Sultana Raisin Pie

a pie made with raisins
Sultana Raisin Pie

2 c. golden raisins
2 c. water
1/2 c. brown sugar
2 tbsp. cornstarch
1/2 tsp. cinnamon
1/4 tsp. salt
1 tbsp. vinegar (or lemon juice)
1 tbsp. butter
Pie crust pastry

To make crust:
I use store-bought crusts (comes 2 in a box) and I roll out one to fit a 9-inch pie plate. I roll it thinner that the average crust so I will have scraps with which to make decorative leaves on the top. Pre-heat oven to 425 degrees. Make bottom crust, prick, and bake 5 minutes. Meanwhile make strips or decorative leaves with remaining pieces and set aside. Save the second crust, it will keep indefinitely if refrigerated.

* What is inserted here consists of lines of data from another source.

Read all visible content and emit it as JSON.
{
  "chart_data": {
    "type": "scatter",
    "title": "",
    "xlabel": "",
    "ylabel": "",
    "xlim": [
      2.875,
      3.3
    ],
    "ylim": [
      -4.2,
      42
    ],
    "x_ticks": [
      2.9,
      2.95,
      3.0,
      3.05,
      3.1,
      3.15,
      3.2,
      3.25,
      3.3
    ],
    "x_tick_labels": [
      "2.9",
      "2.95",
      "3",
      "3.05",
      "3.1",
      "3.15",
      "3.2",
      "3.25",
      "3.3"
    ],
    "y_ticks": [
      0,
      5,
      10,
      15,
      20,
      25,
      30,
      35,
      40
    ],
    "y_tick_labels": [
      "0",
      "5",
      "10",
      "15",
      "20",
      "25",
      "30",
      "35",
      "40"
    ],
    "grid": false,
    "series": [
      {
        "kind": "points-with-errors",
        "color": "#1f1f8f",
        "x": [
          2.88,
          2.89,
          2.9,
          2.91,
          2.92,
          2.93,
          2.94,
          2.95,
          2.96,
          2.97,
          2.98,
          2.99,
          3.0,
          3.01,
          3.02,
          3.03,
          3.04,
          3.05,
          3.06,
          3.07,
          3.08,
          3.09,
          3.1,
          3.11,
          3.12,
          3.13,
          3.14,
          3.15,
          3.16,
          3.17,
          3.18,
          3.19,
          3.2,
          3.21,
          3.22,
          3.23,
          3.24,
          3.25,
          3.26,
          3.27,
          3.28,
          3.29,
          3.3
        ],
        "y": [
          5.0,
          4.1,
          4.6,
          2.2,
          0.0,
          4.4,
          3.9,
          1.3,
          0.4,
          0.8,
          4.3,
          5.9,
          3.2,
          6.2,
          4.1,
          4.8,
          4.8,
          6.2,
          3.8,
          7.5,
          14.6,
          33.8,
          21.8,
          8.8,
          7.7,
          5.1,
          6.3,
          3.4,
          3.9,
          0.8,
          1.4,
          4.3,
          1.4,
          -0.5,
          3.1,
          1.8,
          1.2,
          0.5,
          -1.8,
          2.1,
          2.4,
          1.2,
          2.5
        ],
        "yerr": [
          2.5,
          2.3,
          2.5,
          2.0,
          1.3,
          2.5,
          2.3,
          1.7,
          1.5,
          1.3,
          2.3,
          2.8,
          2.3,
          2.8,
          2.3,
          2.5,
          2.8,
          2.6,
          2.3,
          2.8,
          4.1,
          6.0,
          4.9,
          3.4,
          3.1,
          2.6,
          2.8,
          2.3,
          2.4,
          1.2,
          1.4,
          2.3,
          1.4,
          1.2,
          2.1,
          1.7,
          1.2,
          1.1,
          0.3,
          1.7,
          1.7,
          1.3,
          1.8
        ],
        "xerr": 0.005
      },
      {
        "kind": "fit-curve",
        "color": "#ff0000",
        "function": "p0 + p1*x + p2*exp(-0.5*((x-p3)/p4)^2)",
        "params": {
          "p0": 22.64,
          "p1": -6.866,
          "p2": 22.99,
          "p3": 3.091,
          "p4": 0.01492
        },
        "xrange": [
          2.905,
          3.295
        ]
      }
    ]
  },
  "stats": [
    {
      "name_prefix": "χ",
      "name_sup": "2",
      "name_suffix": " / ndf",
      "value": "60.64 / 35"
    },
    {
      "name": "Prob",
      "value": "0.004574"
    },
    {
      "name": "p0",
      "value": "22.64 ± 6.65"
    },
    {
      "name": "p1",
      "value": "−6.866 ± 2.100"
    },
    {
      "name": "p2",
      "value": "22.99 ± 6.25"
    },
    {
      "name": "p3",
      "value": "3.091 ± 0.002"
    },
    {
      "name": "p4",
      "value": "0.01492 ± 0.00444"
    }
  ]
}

Combine raisins and water. Boil 5 minutes. Blend sugar, cornstarch, cinnamon and salt in a small bowl. Add to raisin mixture and cook about 1 minute, stirring until clear. Remove from heat, stir in vinegar or lemon juice and butter. Cool slightly. Pour into pie shell and decorate with pastry leaves. Bake at 425 degrees for 30 minutes or until golden brown.

Note: For a truly old-fashioned raisin pie, make this with dark raisins and and add a top crust (if you do this, don’t pre-bake the bottom crust).